For me, the only true way to become competent is to work on a team. You need to start working-on (and shipping) products with devs who are much more senior than you, who will take you under their wing. After 1 year of that, you're competent.

Now keep in mind, competent isn't good. Competent is just a satisfactory level of literacy. You won't understand any theory at this point, just practice. You won't know why anything does what it does, but you'll know how to complete a task that is assigned to you. And hopefully you'll know where to go to get answers to your questions. You'll still be a long way from good. If you wanna be good, that takes time, but more importantly a devotion to your craft.

Programming is an art, the more you practice, the better you get. The amount of time required is totally subjective, but you need to have worked on a couple of projects before you can call yourself an experienced programmer.

You can read hundred different programming books but none of the theory books will teach you more than just the syntax of the language/ programming paradigm.

There is a huge difference between theory and practice, and no matter how much at home you are with the theory, you'll be pretty much be stumped when you will create your first big or medium scale project, and I am saying about a complete project and not some modules that you created over a weekend.

Programming is much more than just knowing syntaxes or paradigms, it is about creating an end product, with all error handling done, you need to design the code and the UI so it is usable.

>You can read hundred different programming books but none of the theory books will teach you more than just the syntax of the language/ programming paradigm.

Huh? That's not true. I wouldn't call a book that teaches you a programming language a programming book. Art of Computer Programming is a programming book, and I guarantee that you'll learn more than just a programming language from it. Or Introduction to Algorithms. Or books about operating systems, or computer graphics. These are all programming books.

Okay then don't call them a programming book, call them a language book.

What I had meant to say was that just reading a python book won't make you a programmer, it goes in the same way about any other definition of programming books you may call, one has to practice to gain perfection regardless of which books are called programming ones and which ones aren't.

I've been programming iOS/Obj-c for about 3 years. I was shipping apps after the first few months. I had income in the first year. The income wasn't particularily easy, I was very strategic about the types of apps I created. I was also lucky to rank well on some keywords.

As for Swift vs Obj-C, I don't know if theres enough resources for swift yet. Also most libraries/open source stuff will probably be Obj-c.

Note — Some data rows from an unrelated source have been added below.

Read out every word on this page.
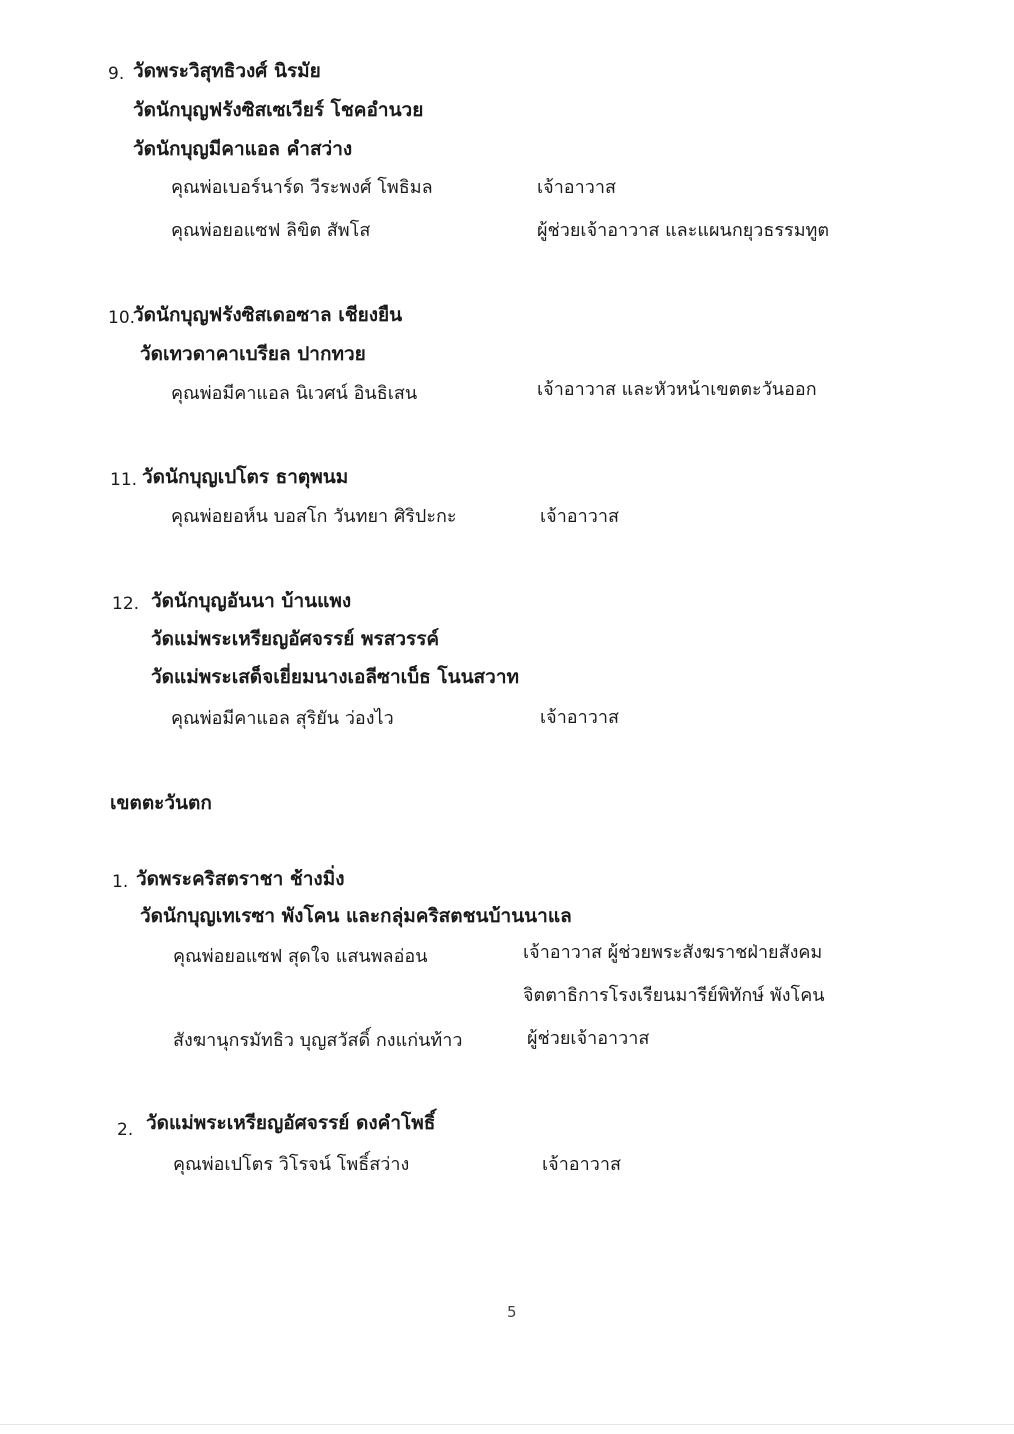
9. วัดพระวิสุทธิวงศ์ นิรมัย
วัดนักบุญฟรังซิสเซเวียร์ โชคอำนวย
วัดนักบุญมีคาแอล คำสว่าง
คุณพ่อเบอร์นาร์ด วีระพงศ์ โพธิมล	เจ้าอาวาส
คุณพ่อยอแซฟ ลิขิต สัพโส	ผู้ช่วยเจ้าอาวาส และแผนกยุวธรรมทูต
10.
วัดนักบุญฟรังซิสเดอซาล เชียงยืน
วัดเทวดาคาเบรียล ปากทวย
คุณพ่อมีคาแอล นิเวศน์ อินธิเสน	เจ้าอาวาส และหัวหน้าเขตตะวันออก
11. วัดนักบุญเปโตร ธาตุพนม
คุณพ่อยอห์น บอสโก วันทยา ศิริปะกะ	เจ้าอาวาส
12. วัดนักบุญอันนา บ้านแพง
วัดแม่พระเหรียญอัศจรรย์ พรสวรรค์
วัดแม่พระเสด็จเยี่ยมนางเอลีซาเบ็ธ โนนสวาท
คุณพ่อมีคาแอล สุริยัน ว่องไว	เจ้าอาวาส
เขตตะวันตก
1. วัดพระคริสตราชา ช้างมิ่ง
วัดนักบุญเทเรซา พังโคน และกลุ่มคริสตชนบ้านนาแล
คุณพ่อยอแซฟ สุดใจ แสนพลอ่อน	เจ้าอาวาส ผู้ช่วยพระสังฆราชฝ่ายสังคม
จิตตาธิการโรงเรียนมารีย์พิทักษ์ พังโคน
สังฆานุกรมัทธิว บุญสวัสดิ์ กงแก่นท้าว	ผู้ช่วยเจ้าอาวาส
2. วัดแม่พระเหรียญอัศจรรย์ ดงคำโพธิ์
คุณพ่อเปโตร วิโรจน์ โพธิ์สว่าง	เจ้าอาวาส
5
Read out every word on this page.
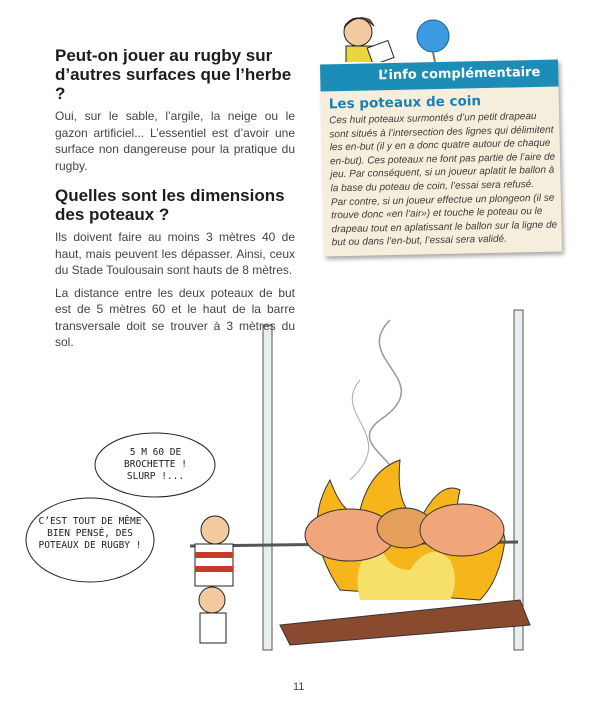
Peut-on jouer au rugby sur d’autres surfaces que l’herbe ?
Oui, sur le sable, l’argile, la neige ou le gazon artificiel... L’essentiel est d’avoir une surface non dangereuse pour la pratique du rugby.
Quelles sont les dimensions des poteaux ?
Ils doivent faire au moins 3 mètres 40 de haut, mais peuvent les dépasser. Ainsi, ceux du Stade Toulousain sont hauts de 8 mètres.
La distance entre les deux poteaux de but est de 5 mètres 60 et le haut de la barre transversale doit se trouver à 3 mètres du sol.
L’info complémentaire
Les poteaux de coin
Ces huit poteaux surmontés d’un petit drapeau sont situés à l’intersection des lignes qui délimitent les en-but (il y en a donc quatre autour de chaque en-but). Ces poteaux ne font pas partie de l’aire de jeu. Par conséquent, si un joueur aplatit le ballon à la base du poteau de coin, l’essai sera refusé.
Par contre, si un joueur effectue un plongeon (il se trouve donc «en l’air») et touche le poteau ou le drapeau tout en aplatissant le ballon sur la ligne de but ou dans l’en-but, l’essai sera validé.
5 M 60 DE BROCHETTE ! SLURP !...
C’EST TOUT DE MÊME BIEN PENSÉ, DES POTEAUX DE RUGBY !
11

To address your Swift question, please don't try to learn Swift. It is not worth it, at least not at first. The main thing that matters (is difficult to learn) is the Cocoa Touch library, which was made with Objective-C for Objective-C. So, if you try to start with Swift it will be much more difficult. Once you're comfortable with Cocoa Touch you can decide whether you want to look at Swift or not. You'll be fine learning Objective-C.